Commercial interests were not so doubtful. In 1903, lawyer-mining engineer-geologist Daniel Barringer recognized the crater as a potential site for mining of iron and nickel. Barringer staked mining claims on the site and began a search for a huge iron mass.
Over the next twenty years Barringer spent more than $600,000 drilling dozens of drill holes in the crater floor looking for the large mass. When he did not find it there, he hypothesized that it might be buried under the south rim. A final hole did strike increasing metal before it had to be abandoned because of bad drilling conditions. Some claimed that the long sought mass had been discovered.
Even before Barringer began his final holes a controversy began on whether any large mass would ever be found. In 1908, George Merrill suggested that the meteorite may have vaporized on impact.
Barringer died in 1929 and the high cost and ambiguous results of Barringer's efforts led investors in his company to seek reexamination of the premise of a large buried mass. The company retained a well respected astronomer and ballistics expert, F.R. Moulton, to make calculations about the mass of iron that could be expected. Moulton's startling conclusion was that the high energy of the impact would vaporize and fragment the entire mass--there would be no large iron-nickel mass.
Eventually, students of the matter reached a consensus that indeed the mass had been mostly vaporized on impact. Drilling and geophysical studies supported this conclusion. In addition, Nininger found a large area of tiny spherical iron droplets north east of the crater.

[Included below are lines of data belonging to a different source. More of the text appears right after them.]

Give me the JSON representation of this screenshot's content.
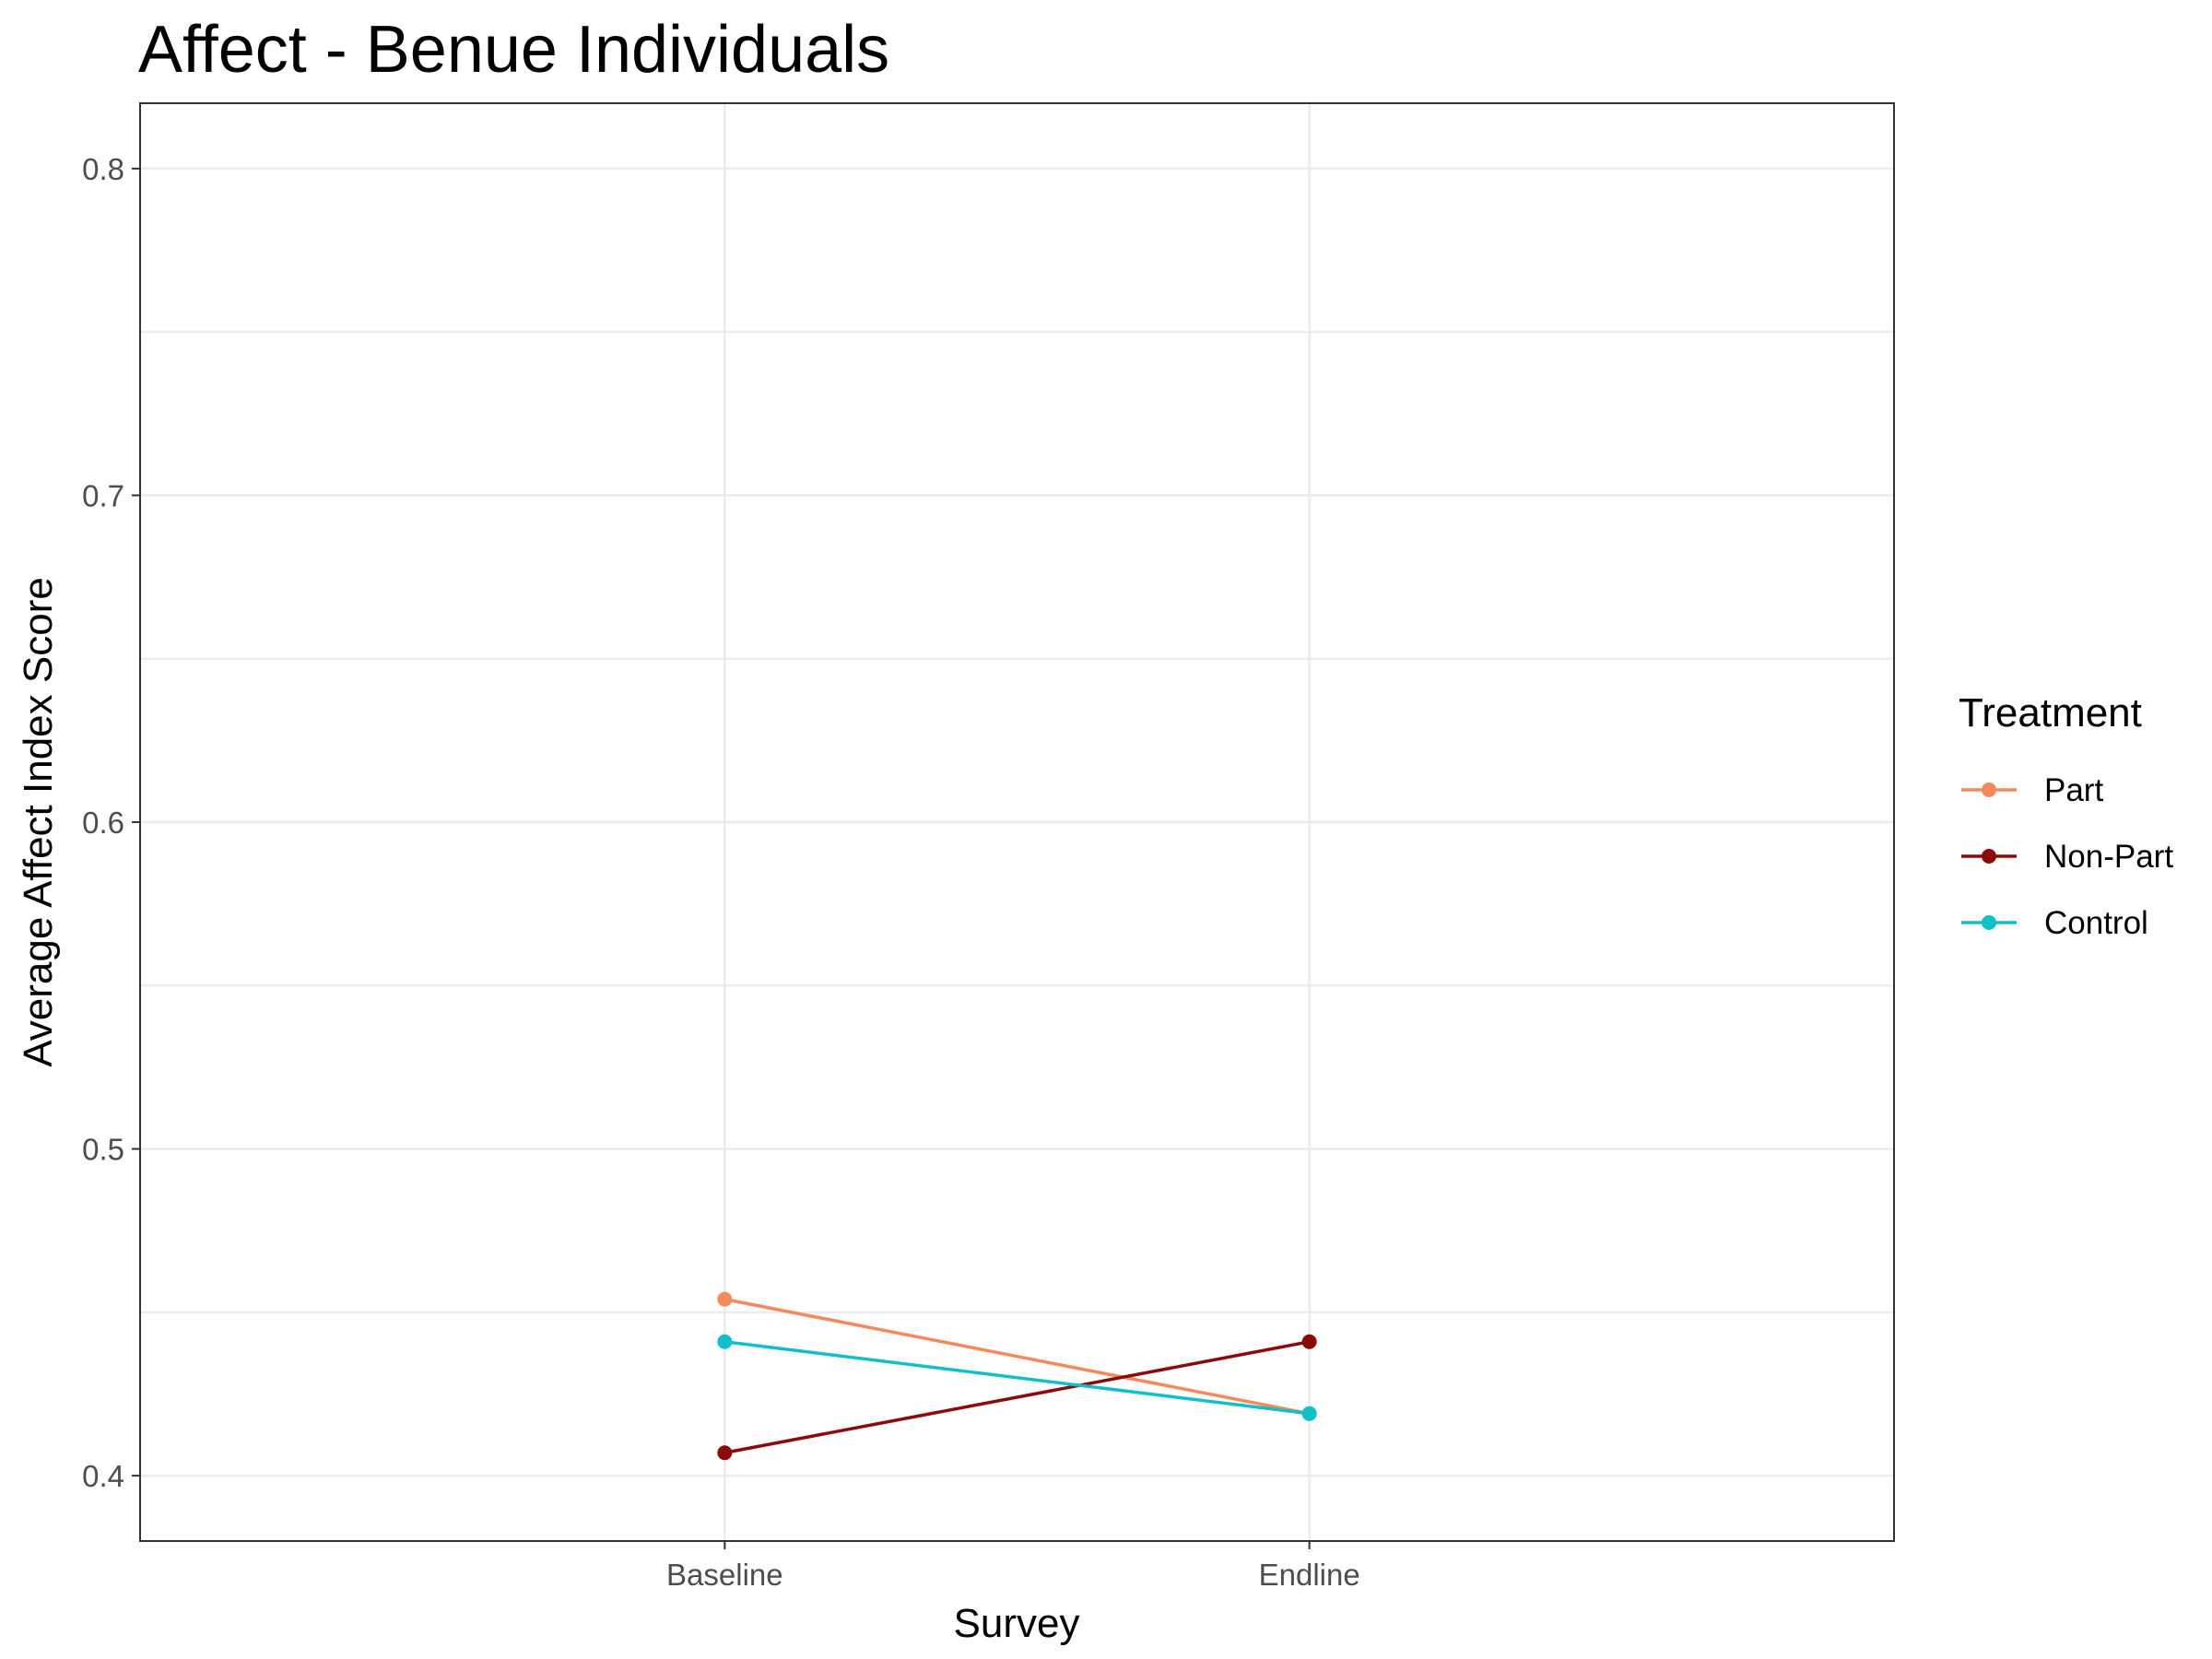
{
  "chart_data": {
    "type": "line",
    "title": "Affect - Benue Individuals",
    "xlabel": "Survey",
    "ylabel": "Average Affect Index Score",
    "categories": [
      "Baseline",
      "Endline"
    ],
    "ylim": [
      0.38,
      0.82
    ],
    "yticks": [
      "0.4",
      "0.5",
      "0.6",
      "0.7",
      "0.8"
    ],
    "ytick_values": [
      0.4,
      0.5,
      0.6,
      0.7,
      0.8
    ],
    "minor_gridlines": [
      0.45,
      0.55,
      0.65,
      0.75
    ],
    "grid": true,
    "legend": {
      "title": "Treatment",
      "placement": "right"
    },
    "series": [
      {
        "name": "Part",
        "color": "#f48a5c",
        "values": [
          0.454,
          0.419
        ]
      },
      {
        "name": "Non-Part",
        "color": "#8b0a0a",
        "values": [
          0.407,
          0.441
        ]
      },
      {
        "name": "Control",
        "color": "#10bfc9",
        "values": [
          0.441,
          0.419
        ]
      }
    ]
  }
}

Today the Crater is operated as a private tourist attraction by the Meteor Crater Enterprise. The crater itself still belongs to the Barringer family.
The
Impact and the Crater
The Meteor Crater is a huge hole--about three
quarters of a mile wide and 600 feet deep. So, what kind of a meteorite could
have made this hole? How heavy was it? How fast was it traveling? These questions
have been the subject of scientific speculation since the crater was first recognized
being the result of an impact.
From 1910 to the 1950s different scientists
estimated a mass varying between 5,000 and 5,000,000 tons. In 1963, a scientist
compared the crater to those made by nuclear tests. He calculated that an energy
of 1.7 megatons (1.7 million tons of TNT) would be required to produce the crater.
This energy would be delivered by a mass of 63,000 tons (a sphere about 80 feet
in diameter) traveling at 9 miles per second.
The resulting crater is 3400 feet across, is about 600 feet from rim to floor, and has a rim that rises 200 feet above the plain. From the air, the crater has a squarish shape. The speculation is that this results from the character of the preexisting rock formations. (Crater photo courtesy Calvin Hamilton.).
Click here to see a really big picture of the Canyon Diablo Crater. Click here to find more information on craters and links to other sites.
Where
Did the Meteorite Go?
If a 63,000 ton meteorite hit the earth in Arizona,
where is it now? As was noted above, Moulton calculated that most of the mass
would have been vaporized on impact. Harvey Nininger, a famous meteorite hunter
and well-respected student of meteorites, hypothesized that he would find evidence
of iron condensed after vaporization. He studied the area around the crater and
mapped a large are to the northeast of the crater were tiny spherical droplets
of condensed iron can be found. This is apparently where most of the mass is located.
The idea that the huge Canyon Diablo mass was blasted into small bits is supported
by the lack of large specimens. The largest Canyon Diablo recovered is the 639
Kg on display in the Meteor Crater Museum. Specimens over ten kilograms are rare
and those over 100 Kg are only a handful. The adjoining map gives a rough idea
of the distribution of the small specimens around the crater.


Minerals
of the Canyon Diablo
The mineralogy of Canyon Diablo meteorites depends
on whether they have been shocked by impact. While all of the specimens were shocked
to some degree, some specimens found around the crater rim show very different
mineralogy. The less altered mineralogy is typical of iron meteorites. The important
minerals are:
Kamacite--this
iron nickel alloy makes about 90 percent of specimens.
Taenite--the
other iron nickel constituents taentie and plessite make up 1 to 4 percent of
the material.
Schreibersite crystals occur as
skeletal blades. This is a very hard mineral that will ruin a saw blade unfortunate
enough to be put to the task of cutting a Canyon Diablo.
Troilite--this
iron sulfide occurs as nodules up to 50 mm across or as elongated lenses. Troilite
may be mixed with graphite, daubreelite, chromite, or base metal sulfides. Troilite-graphite
masses may make up about 8.5 % of specimens.
Graphite
occurs as large bodies within iron or in separate masses.
Cohenite,
an iron carbide, is common. This mineral is even harder than Schreibersite.
Haxonite,
chromite and silicates are also found.
The specimens that were subjected
to greater shock show partial melting, recrystallization, neumann banding and
other deformation. Perhaps the most well-known shock effect
is the transformation of graphite to diamond and lonsdaleite. These take the from
of tiny dark masses that become evident on sawing. A diamond blade will move aside
when it hits one of these.
Nininger estimated that about 30 tons of specimens had been collected. Other workers have estimated that 8,000 tons of iron are contained in the fine grained material around the crater. This leaves about 55,000 tons to speculate about. Some of it remains buried as Barringer's drilling showed. The largest part of it may have been vaporized and drifted far away. Some of it remains in the form of specimens in area surrounding the crater. Until the area was closed to meteorite hunting recently, hunters with metal detectors were still finding significant numbers of specimens.